I left Brantford in grade six, only to come back for university, years later. Arriving on day one, in 2009, I was genuinely excited, but the state of the city quickly knocked that out of me. The downtown core looked like a bomb had gone off, and no one had bothered cleaning up; the roads were cracked and uneven, rows of dusty shops were left abandoned, and there was this huge disconnect between people on the street. I had been forewarned that things were bad, but I simply wasn’t prepared for it to be this bad. What made it truly unbearable however, was watching enthusiastic, unassuming Laurier students happily trouncing about on the carcass of my home city, like nothing was really wrong. It burned me to the point where I couldn’t appreciate Orientation Week. I found the cheers, the parties, and the events, all rung hollow. Instead I’d make these almost religious treks up to my childhood home on Marlborough Street, and brood over the crudely fashioned graffiti on the exterior, and plethora of scattered beer bottles. I don’t know what I thought I’d get out of it, but mostly, it just made me dizzyingly sad. Everywhere I looked, I saw local hardship, struggles to fold into a new way of life here in the core, and on the other hand, students who didn’t seem to notice.

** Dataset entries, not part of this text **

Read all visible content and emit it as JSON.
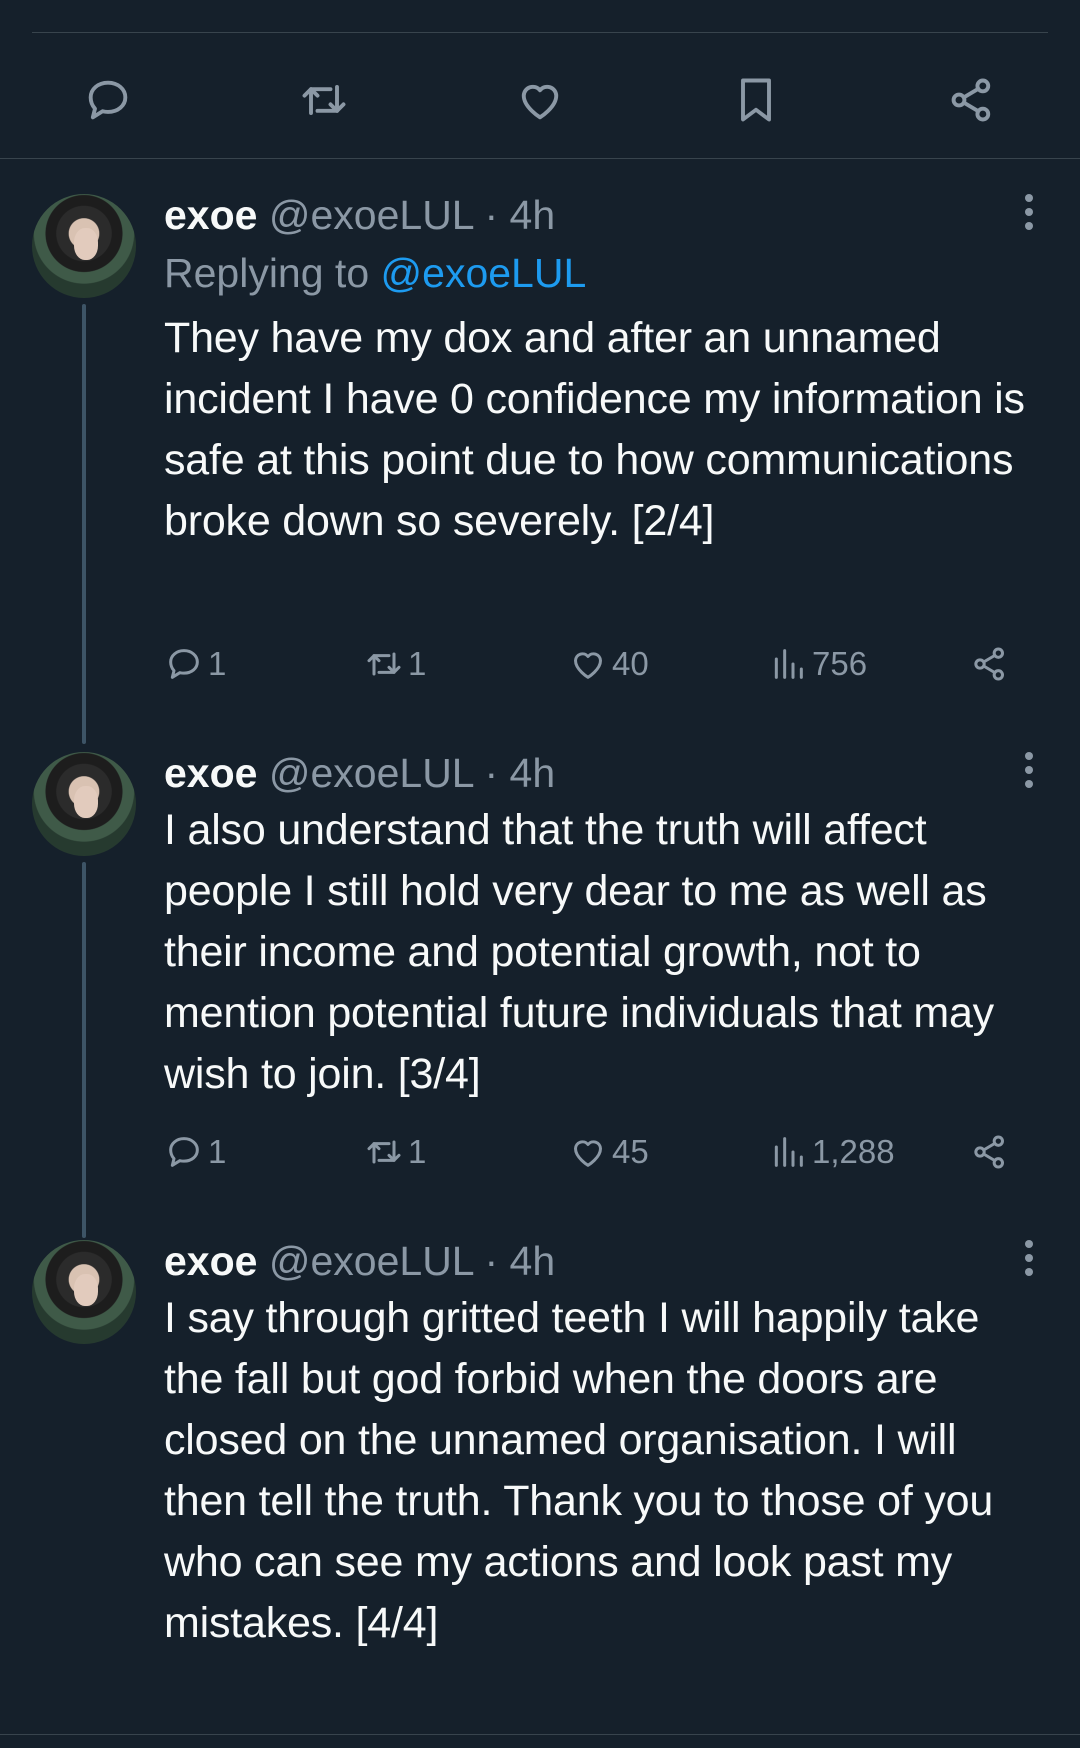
{
  "action_bar": {
    "icons": [
      "reply-icon",
      "retweet-icon",
      "like-icon",
      "bookmark-icon",
      "share-icon"
    ]
  },
  "tweets": [
    {
      "name": "exoe",
      "handle": "@exoeLUL",
      "time": "· 4h",
      "replying_prefix": "Replying to",
      "replying_to": "@exoeLUL",
      "text": "They have my dox and after an unnamed incident I have 0 confidence my information is safe at this point due to how communications broke down so severely. [2/4]",
      "replies": "1",
      "retweets": "1",
      "likes": "40",
      "views": "756"
    },
    {
      "name": "exoe",
      "handle": "@exoeLUL",
      "time": "· 4h",
      "text": "I also understand that the truth will affect people I still hold very dear to me as well as their income and potential growth, not to mention potential future individuals that may wish to join. [3/4]",
      "replies": "1",
      "retweets": "1",
      "likes": "45",
      "views": "1,288"
    },
    {
      "name": "exoe",
      "handle": "@exoeLUL",
      "time": "· 4h",
      "text": "I say through gritted teeth I will happily take the fall but god forbid when the doors are closed on the unnamed organisation. I will then tell the truth. Thank you to those of you who can see my actions and look past my mistakes. [4/4]"
    }
  ],
  "colors": {
    "background": "#15202b",
    "text": "#f7f9f9",
    "muted": "#8b98a5",
    "accent": "#1d9bf0",
    "divider": "#38444d"
  }
}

Unfortunately, it wasn’t long before I too lost perspective. My world shrunk from a city, to a campus, in the course of a semester, and all those issues began to sound like white noise. I could feel myself falling deeper and deeper into the university’s bubble.

The questions I had changed.  Why do so many kids in the downtown go hungry? What can I do to address this homelessness epidemic? How can I work with others to make Brantford better? These questions were drowned out by thoughts of when’s my next class was, finishing my readings, and making it to that meetings. This was all coming from someone who’d grown up here, who’d seen The Lion King for the first time in the Odeon theatre, shopped frequently with my mother in the Eaton Centre, and spent every weekend at the public library. I still loved the city, I always had, but living a student’s life proved so oddly hectic and insular, that it became hard to see past my own superfluously padded schedule.

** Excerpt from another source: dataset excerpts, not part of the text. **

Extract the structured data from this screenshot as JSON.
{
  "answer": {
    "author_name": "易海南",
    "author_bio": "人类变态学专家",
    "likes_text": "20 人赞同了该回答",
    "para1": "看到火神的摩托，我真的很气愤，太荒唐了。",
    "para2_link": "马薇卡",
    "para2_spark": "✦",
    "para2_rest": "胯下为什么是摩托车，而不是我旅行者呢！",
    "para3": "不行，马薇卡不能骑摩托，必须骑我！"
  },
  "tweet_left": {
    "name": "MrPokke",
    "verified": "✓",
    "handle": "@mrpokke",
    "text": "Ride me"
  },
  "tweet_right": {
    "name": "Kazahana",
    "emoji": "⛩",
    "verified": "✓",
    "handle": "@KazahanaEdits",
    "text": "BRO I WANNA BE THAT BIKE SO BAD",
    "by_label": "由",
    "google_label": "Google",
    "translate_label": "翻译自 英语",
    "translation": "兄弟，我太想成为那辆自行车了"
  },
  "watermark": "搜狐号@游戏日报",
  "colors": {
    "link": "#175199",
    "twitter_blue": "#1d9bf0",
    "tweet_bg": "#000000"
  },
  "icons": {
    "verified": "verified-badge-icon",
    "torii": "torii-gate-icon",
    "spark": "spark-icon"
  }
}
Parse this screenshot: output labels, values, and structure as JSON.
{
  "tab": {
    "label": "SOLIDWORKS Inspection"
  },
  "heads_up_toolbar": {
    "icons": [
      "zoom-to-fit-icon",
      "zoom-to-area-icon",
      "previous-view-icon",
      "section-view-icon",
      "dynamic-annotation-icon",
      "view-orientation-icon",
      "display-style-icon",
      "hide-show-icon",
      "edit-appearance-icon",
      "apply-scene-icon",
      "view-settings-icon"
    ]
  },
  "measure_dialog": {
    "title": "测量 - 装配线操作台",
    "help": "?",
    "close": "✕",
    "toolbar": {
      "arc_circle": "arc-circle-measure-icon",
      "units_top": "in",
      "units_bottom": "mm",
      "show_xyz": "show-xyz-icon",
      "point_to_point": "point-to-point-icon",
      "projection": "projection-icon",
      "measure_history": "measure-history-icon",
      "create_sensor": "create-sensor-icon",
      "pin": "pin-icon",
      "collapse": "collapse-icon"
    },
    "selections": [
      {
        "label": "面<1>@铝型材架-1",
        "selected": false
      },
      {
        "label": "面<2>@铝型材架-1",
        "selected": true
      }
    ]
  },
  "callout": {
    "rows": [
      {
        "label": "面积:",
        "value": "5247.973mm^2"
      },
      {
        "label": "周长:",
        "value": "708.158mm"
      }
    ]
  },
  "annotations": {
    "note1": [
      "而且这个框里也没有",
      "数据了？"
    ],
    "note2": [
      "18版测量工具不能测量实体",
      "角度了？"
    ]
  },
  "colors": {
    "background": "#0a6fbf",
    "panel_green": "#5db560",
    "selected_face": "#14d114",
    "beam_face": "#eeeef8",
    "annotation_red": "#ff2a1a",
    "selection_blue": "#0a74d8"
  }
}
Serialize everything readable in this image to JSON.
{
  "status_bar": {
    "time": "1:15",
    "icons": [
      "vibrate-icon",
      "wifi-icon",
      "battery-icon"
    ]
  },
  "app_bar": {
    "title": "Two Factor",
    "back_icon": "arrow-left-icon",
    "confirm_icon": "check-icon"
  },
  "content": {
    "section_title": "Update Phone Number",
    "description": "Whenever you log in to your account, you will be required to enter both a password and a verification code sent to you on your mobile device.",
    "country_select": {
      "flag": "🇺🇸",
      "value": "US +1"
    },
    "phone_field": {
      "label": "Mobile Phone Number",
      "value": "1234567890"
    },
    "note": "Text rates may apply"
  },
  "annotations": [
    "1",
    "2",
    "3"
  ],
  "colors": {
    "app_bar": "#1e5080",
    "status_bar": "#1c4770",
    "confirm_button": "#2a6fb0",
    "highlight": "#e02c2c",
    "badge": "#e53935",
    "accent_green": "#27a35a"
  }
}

In second year, whispers from the outside began permeating my closed exterior. I could finally see that there weren’t just hardships in the city, but also people actively working to counter them. For the first time since coming back, I saw that Brantford wasn’t just a struggling town, but rather, a place fostering culture, programming, and most importantly, a story. Of course, I only learned this because my work prodded me outside my comfort zone. Seeing the gears turning inside the Brantford Mosque, St. Leonard’s, the Salvation Army, left me in awe, and made me view community building in a radically new light. I fell in love with my city again, this time on a deeper level – it gave me conviction, and it gave me hope. Conviction that my city deserves respect and care, but also hope that even more students will see this and get involved. 

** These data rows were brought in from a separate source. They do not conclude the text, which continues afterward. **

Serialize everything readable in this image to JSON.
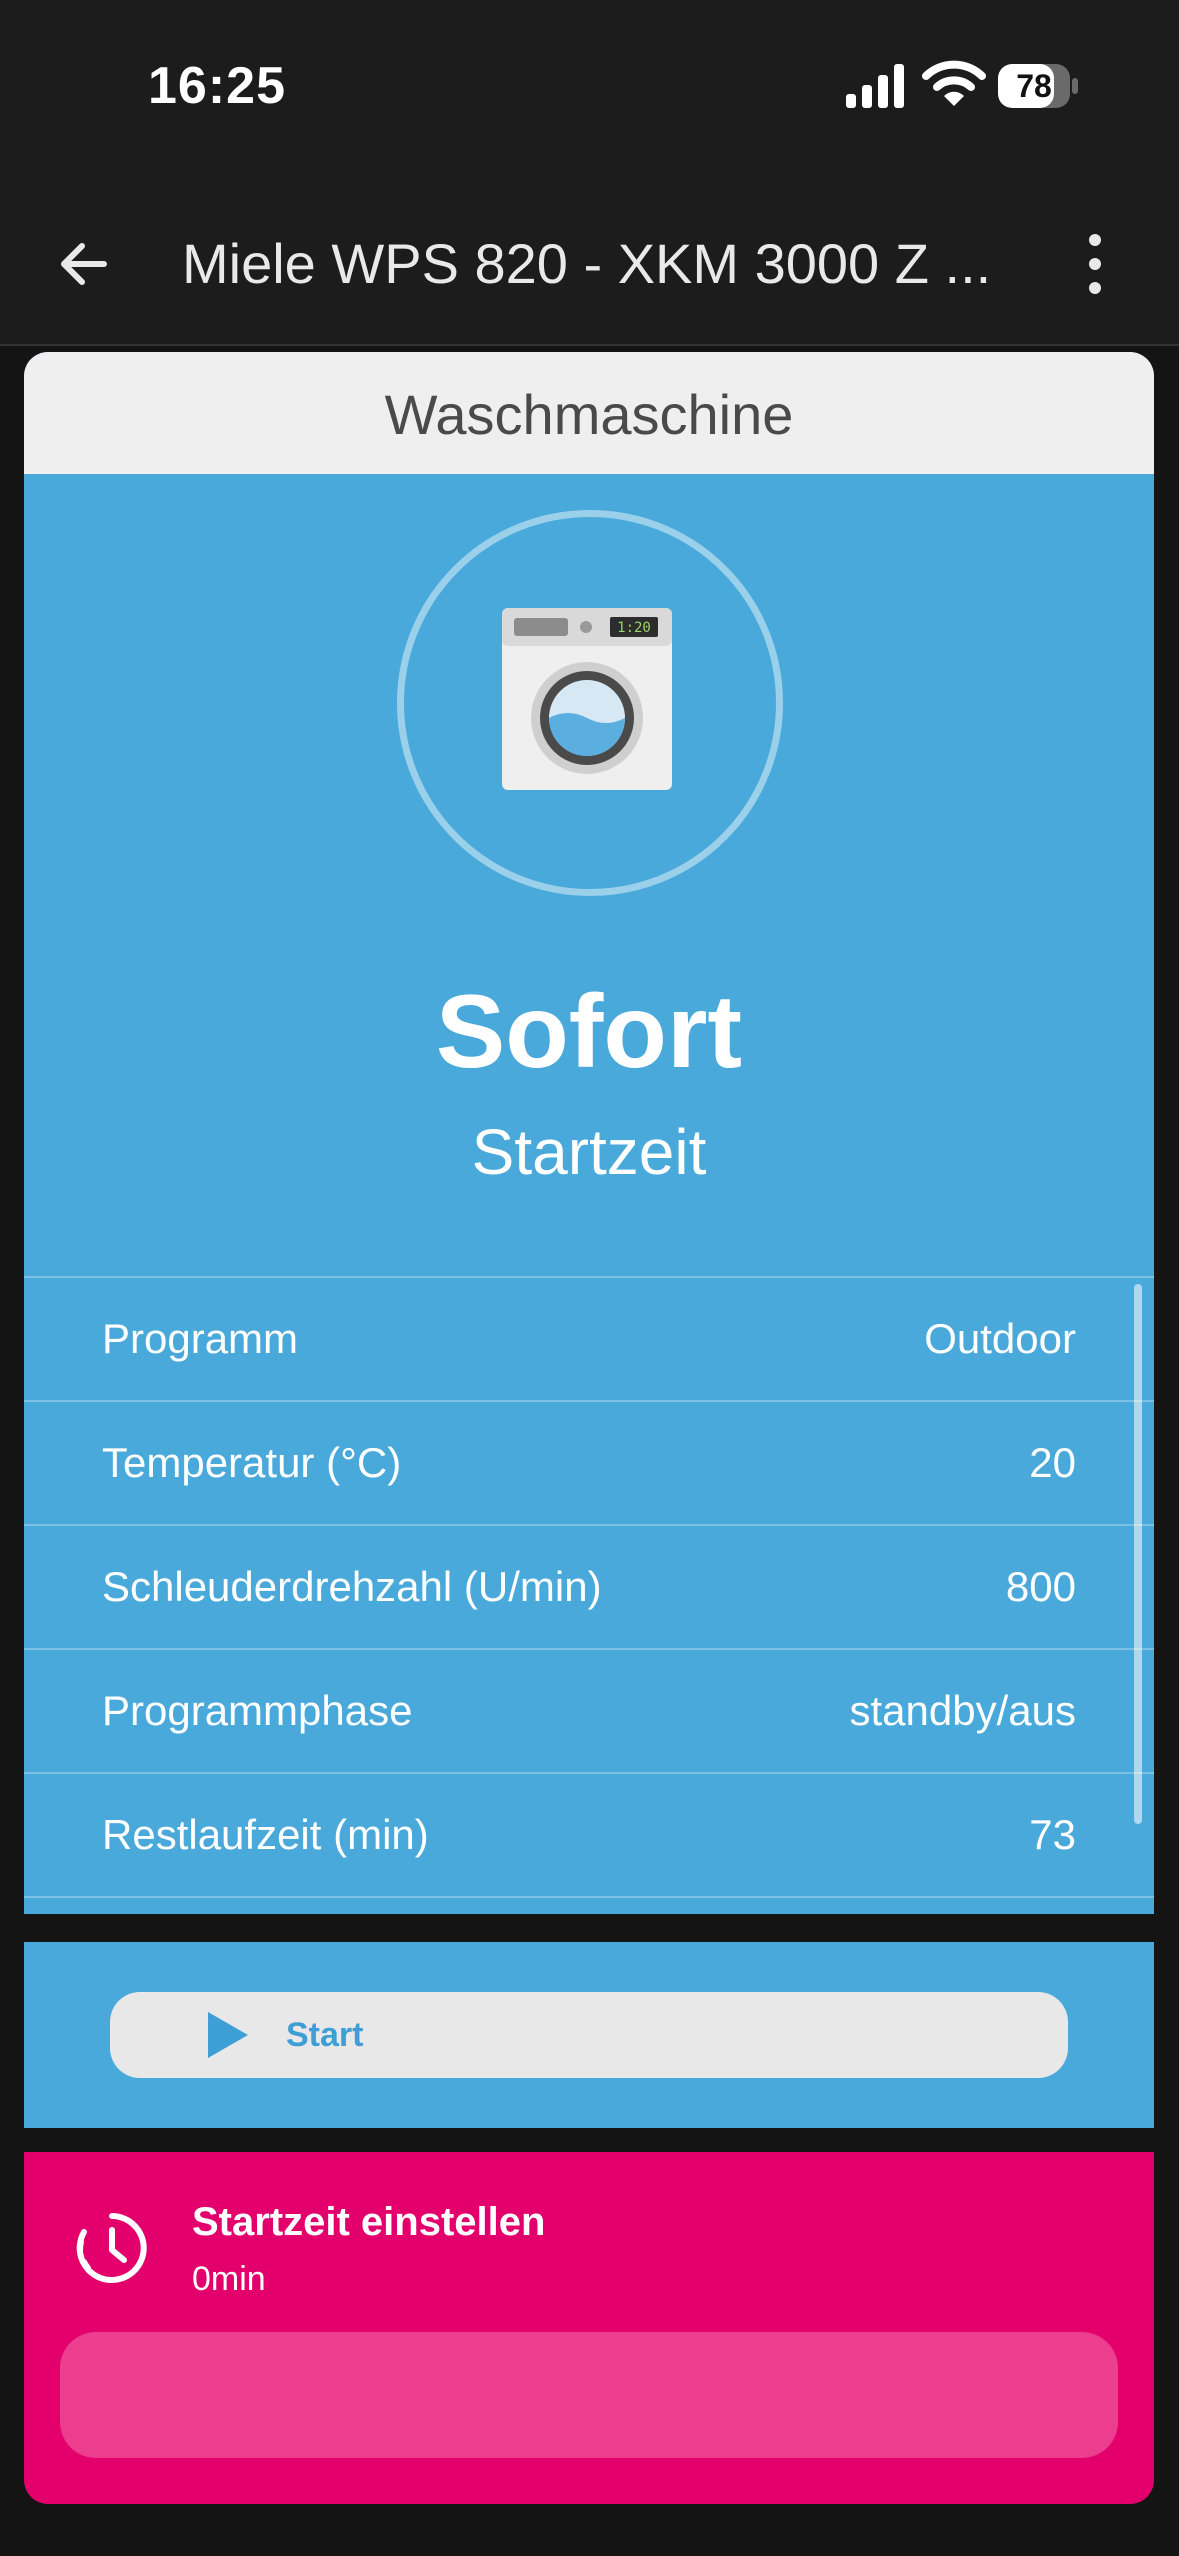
{
  "status_bar": {
    "time": "16:25",
    "battery_level": "78",
    "battery_fraction": 0.78
  },
  "app_bar": {
    "title": "Miele WPS 820 - XKM 3000 Z ...",
    "back_icon": "arrow-left-icon",
    "menu_icon": "more-vertical-icon"
  },
  "card": {
    "header": "Waschmaschine",
    "device_icon": "washing-machine-icon",
    "washer_display": "1:20",
    "big_value": "Sofort",
    "big_label": "Startzeit",
    "rows": [
      {
        "key": "Programm",
        "value": "Outdoor"
      },
      {
        "key": "Temperatur (°C)",
        "value": "20"
      },
      {
        "key": "Schleuderdrehzahl (U/min)",
        "value": "800"
      },
      {
        "key": "Programmphase",
        "value": "standby/aus"
      },
      {
        "key": "Restlaufzeit (min)",
        "value": "73"
      }
    ]
  },
  "start_button": {
    "label": "Start",
    "icon": "play-icon"
  },
  "timer": {
    "title": "Startzeit einstellen",
    "value": "0min",
    "icon": "clock-icon"
  },
  "colors": {
    "card_blue": "#4aa9db",
    "timer_magenta": "#e3006d",
    "appbar_bg": "#1c1c1c"
  }
}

Obviously, there are already amazing Laurier students who volunteer in the community, and cross those boundaries, but there are far more who simply don’t; it’s so important to say, that this is not out of malice. On this campus, I see students who leave me in awe of their stamina, as they tirelessly plan events, organize fundraisers, and foster friendships. I feel the warmth many have for the city, a subtle pride that most don’t know what to do with. So many students are itching to carve out their place here, to truly belong, and this makes all the difference. This is why I urge groups, residents and students, to actively tear down that wall. There is community being built on both sides, ones that beautifully compliment each other.